Jadi Allah marah, “Kenapa mau buang segala karunia dan kebebasan dan berkat yang Aku mau berikan padamu untuk kembali jadi budak pada Firaun? Kenapa mau buang tanah perjanjian untuk mau kembali ke tanah Mesir?” Untung Musa masih kasi ingat Tuhan. Tuhan punya maksud baik untuk membawa mereka keluar bukan untuk menghanguskan mereka di padang gurun. Musa bilang, “Kalau Tuhan bakar umat Israel di padang gurung, nanti orang Mesir dengar mereka bilang apa?”

Kalau kita beralih dari bacaan tadi ke Matius sebetulnya ada kaitan dengan Keluaran, karena dalam kisah keluaran Musa baru turun dari gunung Sinai bawa ke-10 Firman.
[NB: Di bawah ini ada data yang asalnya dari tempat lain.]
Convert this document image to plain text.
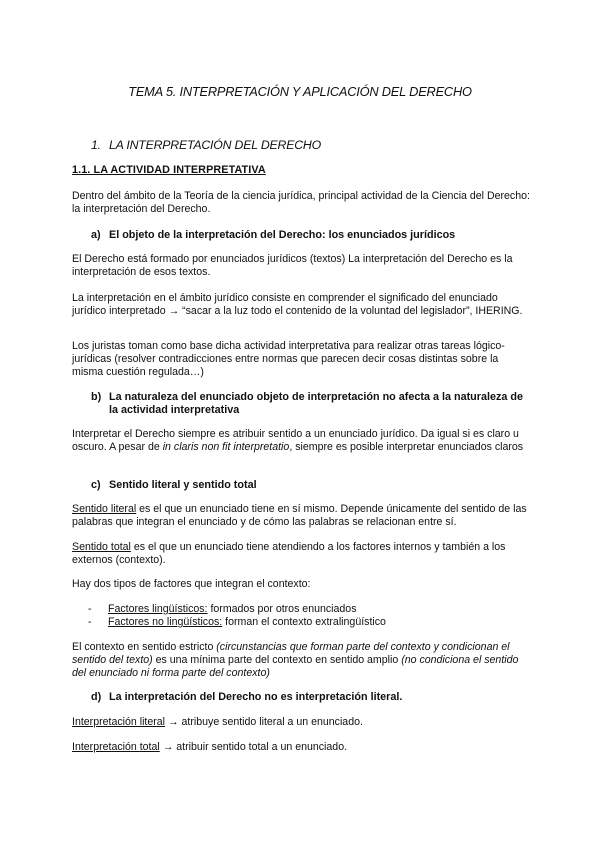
TEMA 5. INTERPRETACIÓN Y APLICACIÓN DEL DERECHO
1. LA INTERPRETACIÓN DEL DERECHO
1.1. LA ACTIVIDAD INTERPRETATIVA

Dentro del ámbito de la Teoría de la ciencia jurídica, principal actividad de la Ciencia del Derecho: la interpretación del Derecho.

a) El objeto de la interpretación del Derecho: los enunciados jurídicos

El Derecho está formado por enunciados jurídicos (textos) La interpretación del Derecho es la interpretación de esos textos.

La interpretación en el ámbito jurídico consiste en comprender el significado del enunciado jurídico interpretado → “sacar a la luz todo el contenido de la voluntad del legislador”, IHERING.

Los juristas toman como base dicha actividad interpretativa para realizar otras tareas lógico-jurídicas (resolver contradicciones entre normas que parecen decir cosas distintas sobre la misma cuestión regulada…)

b) La naturaleza del enunciado objeto de interpretación no afecta a la naturaleza de la actividad interpretativa

Interpretar el Derecho siempre es atribuir sentido a un enunciado jurídico. Da igual si es claro u oscuro. A pesar de in claris non fit interpretatio, siempre es posible interpretar enunciados claros

c) Sentido literal y sentido total

Sentido literal es el que un enunciado tiene en sí mismo. Depende únicamente del sentido de las palabras que integran el enunciado y de cómo las palabras se relacionan entre sí.

Sentido total es el que un enunciado tiene atendiendo a los factores internos y también a los externos (contexto).

Hay dos tipos de factores que integran el contexto:

- Factores lingüísticos: formados por otros enunciados
- Factores no lingüísticos: forman el contexto extralingüístico

El contexto en sentido estricto (circunstancias que forman parte del contexto y condicionan el sentido del texto) es una mínima parte del contexto en sentido amplio (no condiciona el sentido del enunciado ni forma parte del contexto)

d) La interpretación del Derecho no es interpretación literal.

Interpretación literal → atribuye sentido literal a un enunciado.

Interpretación total → atribuir sentido total a un enunciado.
Di sini Yesus membawa khotbah di bukit dan dia akan menuturkan dia punya ajaran yang inti juga. Cuma biasanya orang baca khotbah di bukit sebagai seruan dari Yesus supaya jangan pikir hal-hal duniawi, jangan pikir tentang makanan dan pakaian dan sebagainya, pikir saja kerajaan sorga. Tapi tidak demikian.

Yesus tidak bilang, jangan makan, jangan minum, jangan pikir kebutuhan-kebutuhan dasar yang semua manusia punya. Cuma dalam terang seperti tadi dimana Tuhan Allah melawan Firaun, Yesus juga mengatakan kita tidak bisa mengabdi pada dua tuan. Pasti kalau ada dua tuan anda akan mencintai salah satu dan benci yang lain. Kita harus membedakan antara kebutuhan untuk makan-minum yang itu bagian dari kemanusiaan kita dengan kekuatiran, rasa takut, rasa cemas, mengenai apakah kita akan dapat makanan atau tidak.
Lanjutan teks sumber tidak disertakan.